A fixed-rate loan features a fixed payment for the entire duration of your loan. Your property taxes increase, or rarely, decrease, and so might the homeowner's insurance in your monthly payment. For the most part payment amounts on your fixed-rate mortgage will be very stable.

Your first few years of payments on a fixed-rate loan are applied mostly toward interest. As you pay , more of your payment goes toward principal.

Borrowers can choose a fixed-rate loan to lock in a low interest rate. People choose fixed-rate loans because interest rates are low and they want to lock in at the low rate.
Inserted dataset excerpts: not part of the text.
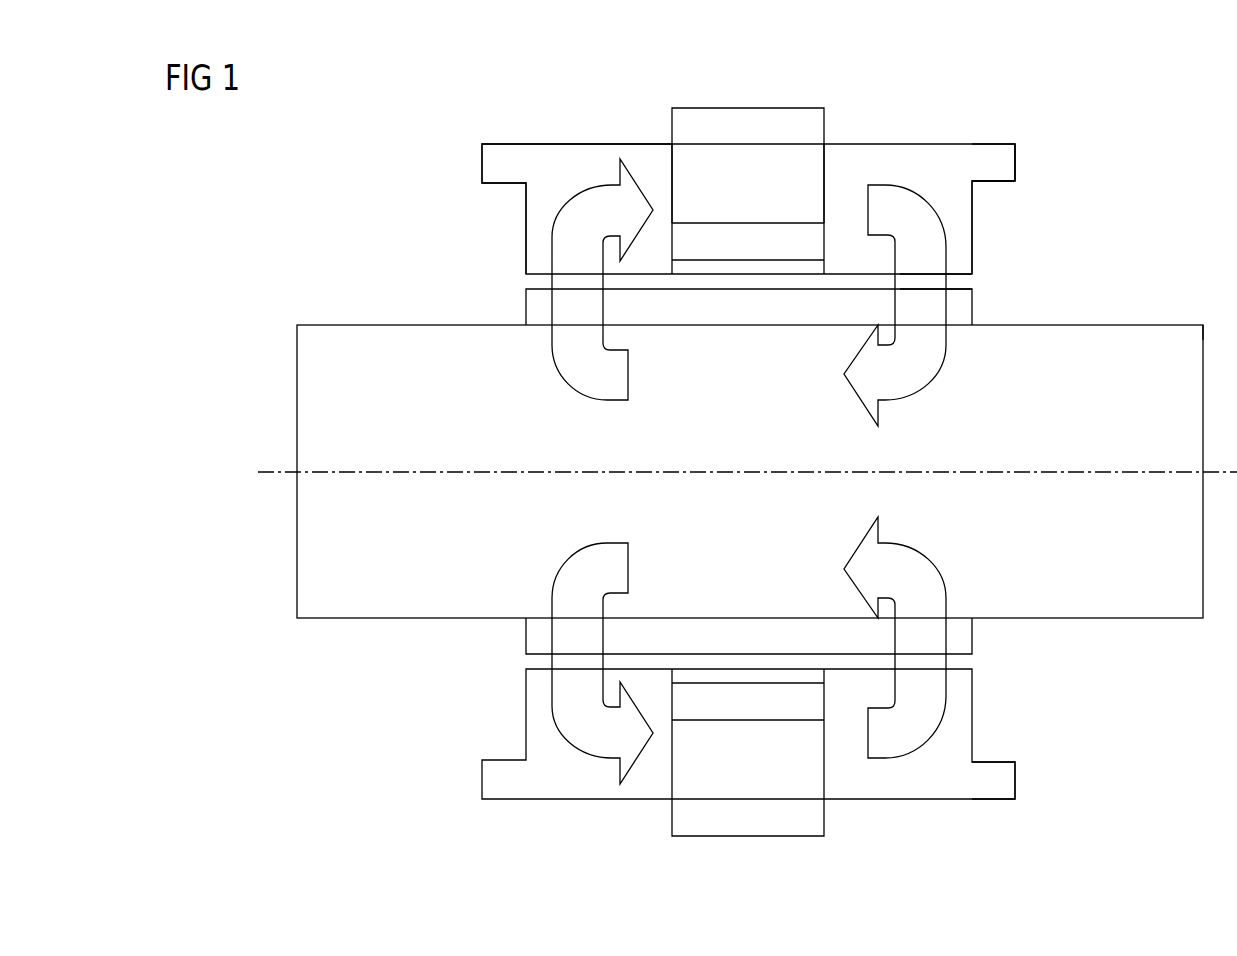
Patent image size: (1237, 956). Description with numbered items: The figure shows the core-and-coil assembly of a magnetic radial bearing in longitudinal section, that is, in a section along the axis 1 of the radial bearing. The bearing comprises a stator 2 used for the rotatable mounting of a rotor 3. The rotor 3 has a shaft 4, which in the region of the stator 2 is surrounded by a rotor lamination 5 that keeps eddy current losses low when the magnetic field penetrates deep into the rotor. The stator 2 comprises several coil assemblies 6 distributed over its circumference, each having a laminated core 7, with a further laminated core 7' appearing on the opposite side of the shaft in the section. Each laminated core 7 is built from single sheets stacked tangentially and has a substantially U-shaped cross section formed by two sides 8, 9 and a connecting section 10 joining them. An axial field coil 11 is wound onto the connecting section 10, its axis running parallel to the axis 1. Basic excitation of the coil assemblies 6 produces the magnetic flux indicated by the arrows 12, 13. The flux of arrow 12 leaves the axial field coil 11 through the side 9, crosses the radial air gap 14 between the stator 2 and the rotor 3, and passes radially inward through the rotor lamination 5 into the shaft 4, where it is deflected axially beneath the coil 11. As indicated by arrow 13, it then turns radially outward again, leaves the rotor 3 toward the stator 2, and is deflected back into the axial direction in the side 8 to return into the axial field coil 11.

The axis 1 is at (276, 472).
The stator 2 is at (1072, 216).
The rotor 3 is at (1185, 283).
The shaft 4 is at (1113, 342).
The rotor lamination 5 is at (962, 300).
The coil assembly 6 is at (957, 136).
The laminated core 7 is at (1018, 162).
The laminated core 7' is at (1022, 780).
The side 8 is at (537, 222).
The side 9 is at (962, 228).
The connecting section 10 is at (812, 161).
The axial field coil 11 is at (794, 101).
The arrow 12 is at (937, 372).
The arrow 13 is at (563, 375).
The radial air gap 14 is at (962, 284).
For homeowners who have an ARM now, refinancing with a fixed-rate loan can provide more stability in monthly payments. If you currently have an Adjustable Rate Mortgage (ARM), we'll be glad to assist you in locking a fixed-rate at a favorable rate. Call Custom Lending Group at 7072522700 for details.

There are many different kinds of Adjustable Rate Mortgages. Generally, interest rates on ARMs are determined by a federal index. Some examples of outside indexes are: the 6-month Certificate of Deposit (CD) rate, the one-year rate on Treasure Securities, the Federal Home Loan Bank's 11th District Cost of Funds Index (COFI), or others.
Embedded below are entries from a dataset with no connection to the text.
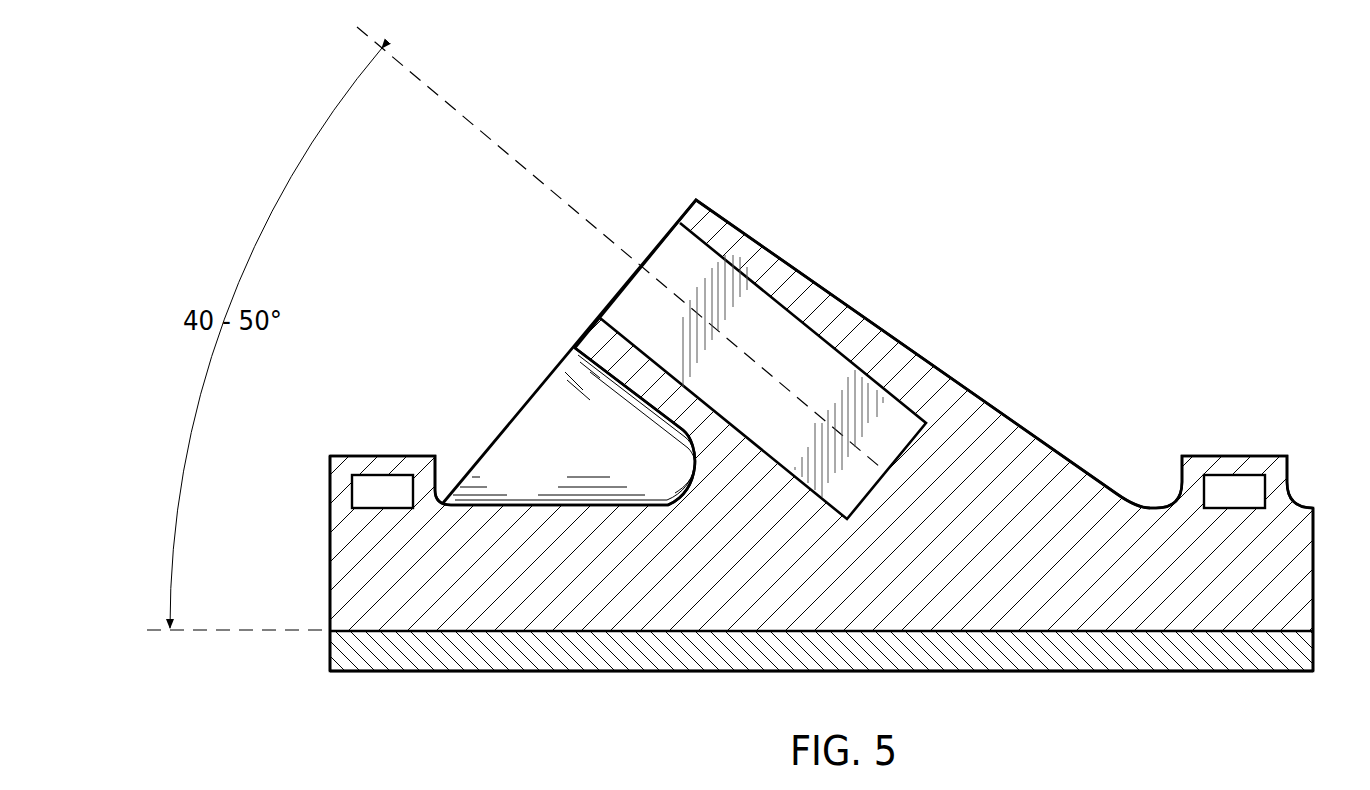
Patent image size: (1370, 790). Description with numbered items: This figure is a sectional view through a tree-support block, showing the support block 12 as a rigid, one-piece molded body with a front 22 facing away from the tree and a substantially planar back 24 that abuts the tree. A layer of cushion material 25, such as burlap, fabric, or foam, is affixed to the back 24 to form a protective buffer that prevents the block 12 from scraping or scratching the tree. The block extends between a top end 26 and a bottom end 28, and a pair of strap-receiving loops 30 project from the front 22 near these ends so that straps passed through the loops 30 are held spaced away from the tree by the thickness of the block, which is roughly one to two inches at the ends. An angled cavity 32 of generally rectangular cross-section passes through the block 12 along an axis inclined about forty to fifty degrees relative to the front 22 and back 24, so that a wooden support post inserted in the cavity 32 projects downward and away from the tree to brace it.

The support block 12 is at (996, 178).
The front 22 is at (912, 340).
The back 24 is at (613, 640).
The cushion material 25 is at (498, 673).
The top end 26 is at (1318, 570).
The bottom end 28 is at (325, 547).
The strap-receiving loop 30 is at (415, 456).
The angled cavity 32 is at (621, 304).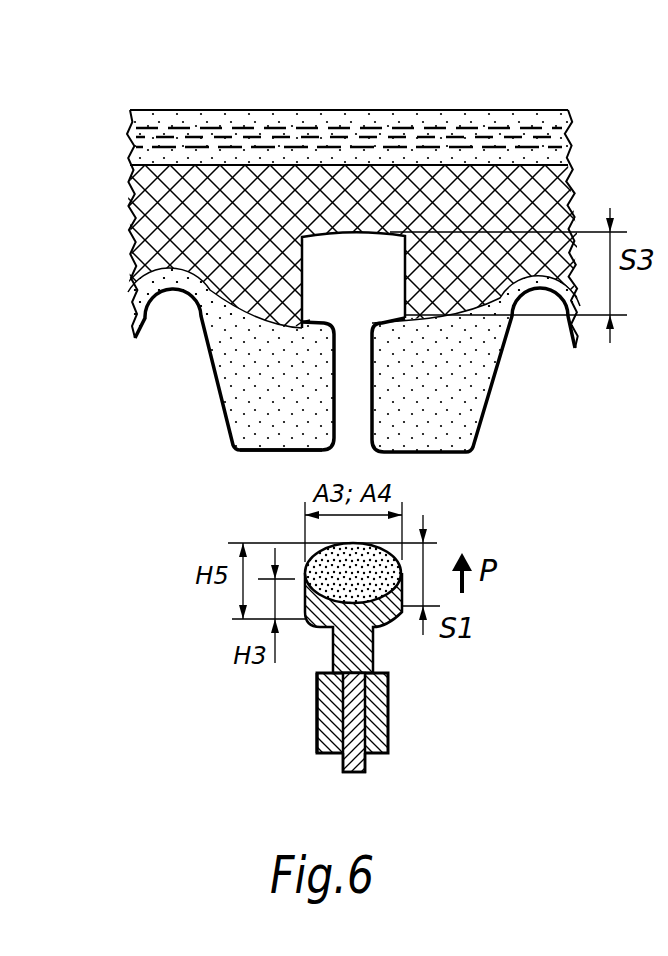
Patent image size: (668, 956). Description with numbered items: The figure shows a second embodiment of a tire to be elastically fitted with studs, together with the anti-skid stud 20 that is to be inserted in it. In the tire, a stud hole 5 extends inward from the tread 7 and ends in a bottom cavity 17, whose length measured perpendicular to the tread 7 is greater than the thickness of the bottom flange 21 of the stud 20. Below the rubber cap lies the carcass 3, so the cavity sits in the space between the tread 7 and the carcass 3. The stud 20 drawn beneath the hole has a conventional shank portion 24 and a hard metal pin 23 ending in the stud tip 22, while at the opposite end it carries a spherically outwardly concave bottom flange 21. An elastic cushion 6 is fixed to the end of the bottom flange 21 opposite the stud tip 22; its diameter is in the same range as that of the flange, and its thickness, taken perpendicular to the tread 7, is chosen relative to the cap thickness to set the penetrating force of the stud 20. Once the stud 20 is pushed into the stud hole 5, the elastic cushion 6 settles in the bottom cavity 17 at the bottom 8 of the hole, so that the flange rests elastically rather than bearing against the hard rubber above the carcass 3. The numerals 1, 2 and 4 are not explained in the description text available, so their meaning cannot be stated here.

The support layer (cross-hatched carrier) 1 is at (135, 195).
The right clamping block 2 is at (473, 372).
The carcass 3 is at (333, 130).
The elastic covering layer 4 is at (163, 342).
The stud hole 5 is at (347, 402).
The elastic cushion 6 is at (387, 628).
The tread 7 is at (260, 458).
The bottom of stud hole 8 is at (304, 326).
The bottom cavity 17 is at (336, 282).
The anti-skid stud 20 is at (375, 702).
The bottom flange 21 is at (333, 628).
The stud tip 22 is at (357, 780).
The hard metal pin 23 is at (355, 740).
The shank portion 24 is at (318, 716).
Most ARM programs feature a cap that protects borrowers from sudden monthly payment increases. Some ARMs can't increase more than two percent per year, regardless of the underlying interest rate. Sometimes an ARM features a "payment cap" which guarantees your payment won't increase beyond a certain amount in a given year. Almost all ARMs also cap your interest rate over the life of the loan.

ARMs most often have their lowest, most attractive rates at the start. They usually provide that interest rate for an initial period that varies greatly. You've probably heard of 5/1 or 3/1 ARMs. In these loans, the introductory rate is set for three or five years. It then adjusts every year. These loans are fixed for a certain number of years (3 or 5), then they adjust after the initial period. These loans are best for people who anticipate moving within three or five years. These types of ARMs most benefit people who plan to move before the loan adjusts.

Most people who choose ARMs choose them when they want to get lower introductory rates and don't plan to remain in the house for any longer than the introductory low-rate period. ARMs can be risky when housing prices go down because homeowners could be stuck with increasing rates when they can't sell their home or refinance at the lower property value.